Emmanuel Macron mis au défi sur la législation numérique européenne

Emmanuel Macron cherche à relancer le débat en France sur les dangers du numérique, alors que l'affaire Shein révèle l'inefficacité des États face aux plateformes et le non-respect de la législation européenne. L'ancien commissaire Thierry Breton critique l'absence d'application des lois adoptées en 2022. Ces initiatives soulignent les tensions entre régulation et dérives des géants du numérique.

En fin de quinquennat, après la dissolution ratée de l'Assemblée nationale en juin 2024, Emmanuel Macron s'est fixé pour mission de « faire vivre » le débat sur la « démocratie à l'épreuve des réseaux sociaux et des algorithmes ». Touché personnellement par les dérives numériques – son épouse Brigitte Macron a intenté deux procès, en France et aux États-Unis, pour cyberharcèlement suite à une rumeur propagée sur les réseaux sociaux affirmant qu'elle serait un homme –, le président a réuni environ 200 experts et acteurs de terrain le 28 octobre à l'Élysée. L'objectif était de lancer un « travail de résistance » et de bâtir un « projet d'action commun » contre les menaces d'Internet et des réseaux sociaux sur la démocratie et les élections.

Le 29 octobre, lors du Forum sur la paix à Paris, Macron a critiqué les réseaux sociaux comme sources d'information. « On a fait n’importe quoi, on a totalement tort d’aller s’informer là-dessus », a-t-il déclaré. Il a dénoncé ces plateformes, comme YouTube, X, Facebook, Instagram ou TikTok – qu'il utilise pourtant pour sa communication –, comme des outils « faits pour vendre de la publicité individualisée », cherchant à « créer l’excitation maximale » pour générer du trafic et maximiser les revenus publicitaires. Selon lui, ce fonctionnement « met en l’air » l'ordre de mérite des démocraties, fondé sur l'argumentation et la vérité.

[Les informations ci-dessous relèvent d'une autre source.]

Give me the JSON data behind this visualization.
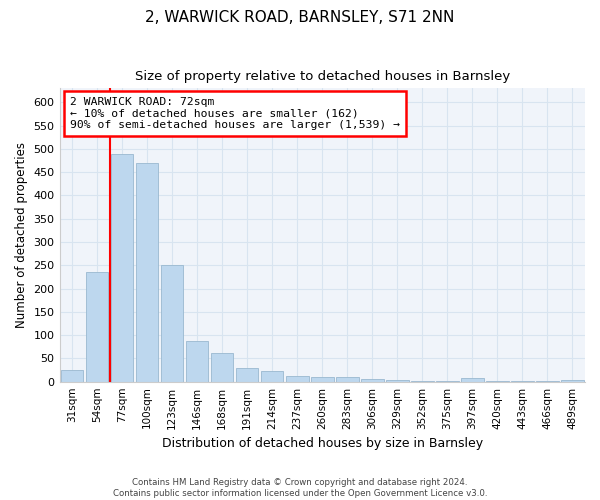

Parallèlement, l'affaire Shein met en lumière l'impuissance des États. Cette plateforme chinoise est sous surveillance gouvernementale et fait l'objet de procédures judiciaires après la découverte de poupées sexuelles d'apparence enfantine et d'armes de catégorie A sur son site. Thierry Breton, ancien commissaire européen au marché intérieur (2019-2024), s'étonne que la législation européenne – incluant le Digital Services Act (DSA), le Digital Markets Act (DMA), le Data Act et l'AI Act, adoptée à l'unanimité des États membres et par plus de 90 % des députés européens en 2022 – n'ait pas été appliquée depuis 2023, malgré les violations flagrantes des géants du numérique. « Si nous avions appliqué les lois votées au niveau européen, nous n’aurions pas à agir dans l’urgence et la précipitation », déclare-t-il dans un entretien au Monde. L'élection de Donald Trump semble avoir libéré certains propriétaires de plateformes de tout engagement.